Overcoming research barriers

“Returning to being a ‘student,’ I learned again about the journey towards knowledge, and I bring that to the classroom, this ability to seize completely unknown concepts and examine them from new angles,” he explained. “When I started doing research in management science, I found that in academic research you must base your research on existing research and identify gaps, and I was surprised by the restrictive nature of that process. We had to follow a pattern and approach based on previous research. My methods didn’t fit the protocols. It taught me not to take anything for granted or at face value, to open the mind to new possibilities, unexplored ideas, to listen.”

Learning to embrace self-doubt

“In people who succeed in a research process, we see that controlled self-doubt is a good thing because they learn to question things instead of just trying to answer them at face value. I’ve learned to look at things from different perspectives in order to find better conclusions or solutions,” he said.

In addition to his academic qualification, Dr.

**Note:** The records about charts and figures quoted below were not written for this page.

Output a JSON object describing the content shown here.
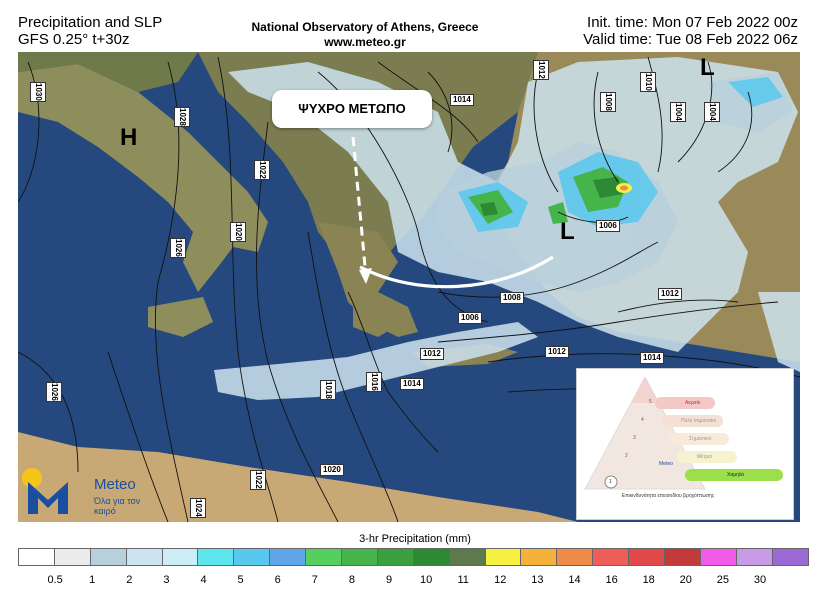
{
  "header": {
    "product_title": "Precipitation and SLP",
    "model_line": "GFS 0.25° t+30z",
    "observatory": "National Observatory of Athens, Greece",
    "website": "www.meteo.gr",
    "init_time": "Init. time: Mon 07 Feb 2022 00z",
    "valid_time": "Valid time: Tue 08 Feb 2022 06z"
  },
  "annotation": {
    "front_label": "ΨΥΧΡΟ ΜΕΤΩΠΟ"
  },
  "pressure_centers": {
    "high": "H",
    "low": "L"
  },
  "isobars": [
    "1030",
    "1028",
    "1026",
    "1026",
    "1024",
    "1022",
    "1022",
    "1020",
    "1020",
    "1018",
    "1016",
    "1014",
    "1014",
    "1012",
    "1012",
    "1012",
    "1012",
    "1010",
    "1008",
    "1008",
    "1006",
    "1006",
    "1004",
    "1004",
    "1004",
    "1014"
  ],
  "logo": {
    "name": "Meteo",
    "slogan": "Όλα για τον καιρό"
  },
  "inset": {
    "levels": [
      "5",
      "4",
      "3",
      "2",
      "1"
    ],
    "labels": [
      "Ακραίο",
      "Πολύ σημαντικό",
      "Σημαντικό",
      "Μέτριο",
      "Χαμηλό"
    ],
    "caption": "Επικινδυνότητα επεισοδίου βροχόπτωσης",
    "brand": "Meteo"
  },
  "legend": {
    "title": "3-hr Precipitation (mm)",
    "colors": [
      "#ffffff",
      "#ececec",
      "#b8cfdc",
      "#cde3ef",
      "#cdeef6",
      "#5ee6ef",
      "#58c8ee",
      "#5fa5e8",
      "#55d060",
      "#45b44b",
      "#3a9f3d",
      "#2e8a32",
      "#5d7a4c",
      "#f6f142",
      "#f4b23d",
      "#ef8b4a",
      "#ee5d58",
      "#e04a4a",
      "#c43a3a",
      "#f05ce8",
      "#c89be6",
      "#9b6ad6"
    ],
    "ticks": [
      "0.5",
      "1",
      "2",
      "3",
      "4",
      "5",
      "6",
      "7",
      "8",
      "9",
      "10",
      "11",
      "12",
      "13",
      "14",
      "16",
      "18",
      "20",
      "25",
      "30"
    ]
  }
}
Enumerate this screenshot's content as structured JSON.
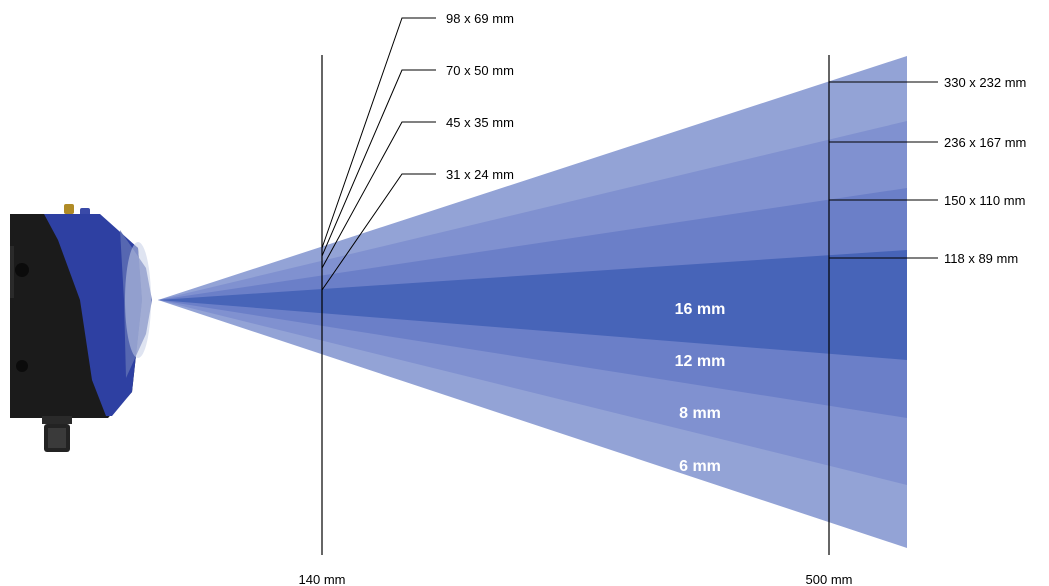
{
  "diagram": {
    "fov_near": [
      {
        "lens": "6 mm",
        "size": "98 x 69 mm"
      },
      {
        "lens": "8 mm",
        "size": "70 x 50 mm"
      },
      {
        "lens": "12 mm",
        "size": "45 x 35 mm"
      },
      {
        "lens": "16 mm",
        "size": "31 x 24 mm"
      }
    ],
    "fov_far": [
      {
        "lens": "6 mm",
        "size": "330 x 232 mm"
      },
      {
        "lens": "8 mm",
        "size": "236 x 167 mm"
      },
      {
        "lens": "12 mm",
        "size": "150 x 110 mm"
      },
      {
        "lens": "16 mm",
        "size": "118 x 89 mm"
      }
    ],
    "lens_labels": [
      "16 mm",
      "12 mm",
      "8 mm",
      "6 mm"
    ],
    "distances": {
      "near": "140 mm",
      "far": "500 mm"
    },
    "colors": {
      "beam_outer": "#93a3d6",
      "beam_mid1": "#8091d0",
      "beam_mid2": "#6b7fc8",
      "beam_inner": "#4764b8",
      "camera_blue": "#2c3f9e",
      "camera_black": "#161616"
    },
    "device_icon": "vision-sensor-camera-icon"
  }
}
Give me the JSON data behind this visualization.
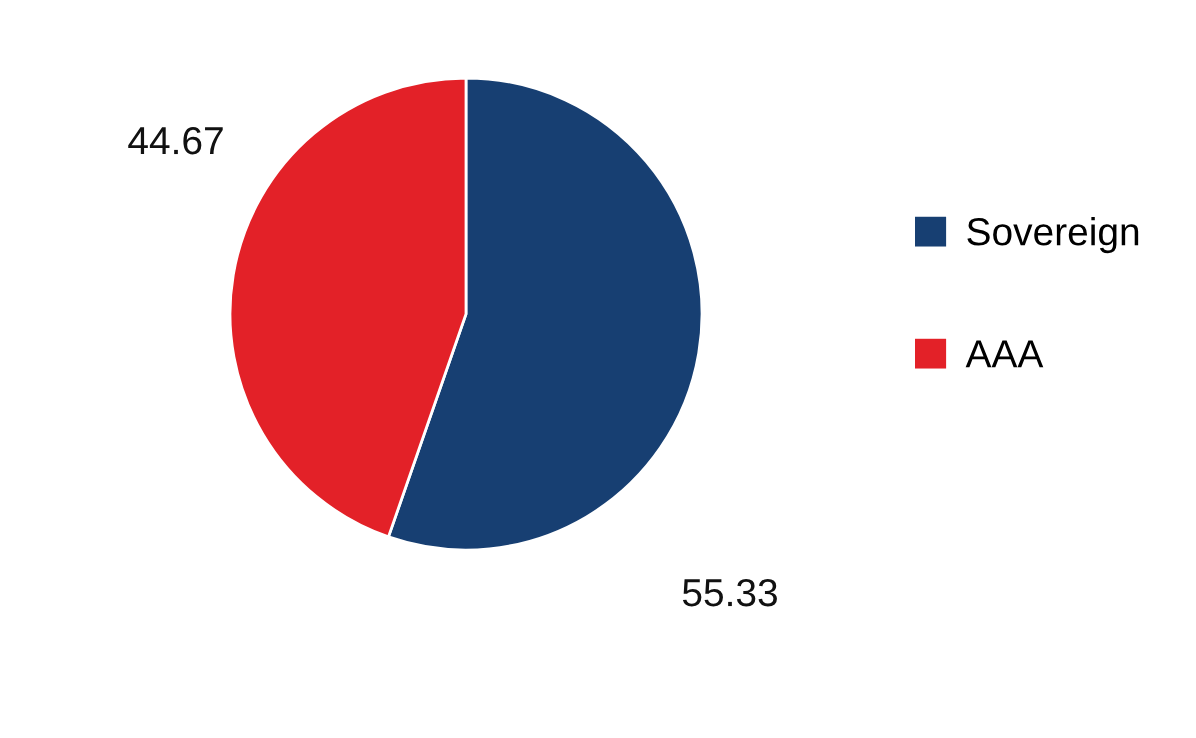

Chammassian brings many years of practical experience. He is a multicultural professional with a diverse background in finance, strategy, business planning, and change management spanning across the globe. He has held leadership roles in large multinationals as well as small, entrepreneurial enterprises. Industry experiences include services, technology, and training and education. In addition to his DBA, Dr. Chammassian holds an International MBA from University of South Carolina (USA), and a Bachelors of Arts in Business Administration from Seattle University (USA). He has lived and worked in Switzerland, the Netherlands, USA, Mexico, Argentina, and the Czech Republic.

Dr. Chammassian teaches four courses on the Bulle campus: Entrepreneurial Finance (S7 of the Bachelor Degree in Hospitality Management), Entrepreneurial Project Management (Postgraduate Diploma in Hospitality), Entrepreneurial Wealth Management (MSc in Hospitality Finance), and Corporate Governance (MBA in Hospitality and Service Industries Management).